Glycogeen heeft een polymeerstructuur met lange lineaire ketens van glucoseresten verbonden door a-1,4-glycosidische bindingen. Deze glucose-eenheden vormen een spiraalvormig polymeer waarbij ongeveer elke tien residuen een vertakking vormen met een andere keten van glucoseresiduen.
Deze takken zijn aan elkaar gebonden door een alfa-acetaalbinding, -C(OH)H-O-, die optreedt wanneer 2 alkoxygroepen aan hetzelfde koolstofatoom binden (C-1 en C-4 of C-5). In oplossingen bestaan vormen van glucose met een open keten in evenwicht met verschillende cyclische isomeren, die elk een ring van hydroxylen bevatten, afgesloten door één zuurstofatoom.
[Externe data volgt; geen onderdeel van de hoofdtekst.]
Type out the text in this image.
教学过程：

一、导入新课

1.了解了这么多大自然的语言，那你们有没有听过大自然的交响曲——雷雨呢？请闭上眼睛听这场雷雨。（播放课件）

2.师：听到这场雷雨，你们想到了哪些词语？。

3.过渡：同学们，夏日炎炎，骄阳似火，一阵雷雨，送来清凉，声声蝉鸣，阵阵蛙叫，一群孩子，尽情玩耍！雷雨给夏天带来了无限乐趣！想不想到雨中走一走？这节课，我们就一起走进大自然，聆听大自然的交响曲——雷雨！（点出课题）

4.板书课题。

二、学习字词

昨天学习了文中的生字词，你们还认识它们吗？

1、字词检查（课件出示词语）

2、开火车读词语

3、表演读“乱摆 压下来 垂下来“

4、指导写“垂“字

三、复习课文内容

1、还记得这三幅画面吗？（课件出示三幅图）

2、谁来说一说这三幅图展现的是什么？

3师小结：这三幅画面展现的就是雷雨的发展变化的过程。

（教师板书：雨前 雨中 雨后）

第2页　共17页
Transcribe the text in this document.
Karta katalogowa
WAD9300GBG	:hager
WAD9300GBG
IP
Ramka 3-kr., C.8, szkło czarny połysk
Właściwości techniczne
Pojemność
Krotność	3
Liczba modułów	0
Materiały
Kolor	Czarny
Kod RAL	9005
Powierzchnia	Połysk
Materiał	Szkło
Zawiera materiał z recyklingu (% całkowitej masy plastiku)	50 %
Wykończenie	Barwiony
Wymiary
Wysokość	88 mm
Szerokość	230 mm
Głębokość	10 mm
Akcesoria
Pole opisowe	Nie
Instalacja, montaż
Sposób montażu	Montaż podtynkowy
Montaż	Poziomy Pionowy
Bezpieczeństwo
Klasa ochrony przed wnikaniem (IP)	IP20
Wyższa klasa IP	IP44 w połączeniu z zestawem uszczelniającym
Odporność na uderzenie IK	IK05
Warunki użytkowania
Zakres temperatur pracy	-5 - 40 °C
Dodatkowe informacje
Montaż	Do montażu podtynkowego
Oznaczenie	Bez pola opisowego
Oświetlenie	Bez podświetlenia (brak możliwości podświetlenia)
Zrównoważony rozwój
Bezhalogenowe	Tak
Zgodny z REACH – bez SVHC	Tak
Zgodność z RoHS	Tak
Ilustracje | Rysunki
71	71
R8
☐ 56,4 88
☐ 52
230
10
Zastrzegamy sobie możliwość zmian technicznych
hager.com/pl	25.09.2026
Spierglycogeen is verantwoordelijk voor ongeveer 1-2% van het spiergewicht en bevindt zich voornamelijk in interyofibrillaire gebieden. Wanneer het spierglycogeen is uitgeput, zal een transporteiwit genaamd hexokinase het afbreken en glucose in de bloedbaan vrijgeven.
Polysachariden
Polysachariden zijn complexe, vertakte koolhydraten die worden gevormd wanneer monosachariden of disachariden met elkaar verbonden zijn door glycosidische bindingen. Deze bindingen worden gevormd door een zuurstofatoom tussen twee koolstofringen.
Polysacharideketens hebben unieke eigenschappen die van elkaar verschillen, waaronder hun samenstelling, binding, vertakkingsgraad en molecuulgewicht. Deze structurele kenmerken zijn belangrijk voor het begrijpen van hun fysisch-chemische en biologische activiteiten.
Bijna alle polysachariden zijn verbonden door glycosidische bindingen. Deze bindingen ontstaan tijdens een dehydratatiereactie, wanneer een watermolecuul uit het suikerresidu wordt verwijderd en een hydroxylgroep uit een koolstofatoom verloren gaat.
Polysachariden worden gebruikt als structurele componenten van celwanden en extracellulaire structuren in planten, insecten en schimmels. Sommigen van hen fungeren ook als energieopslag. Voorbeelden hiervan zijn cellulose en chitine. Ze zitten ook in hyaluronzuur, een stof die belangrijk is voor gewrichtsvloeistof en bindweefsel.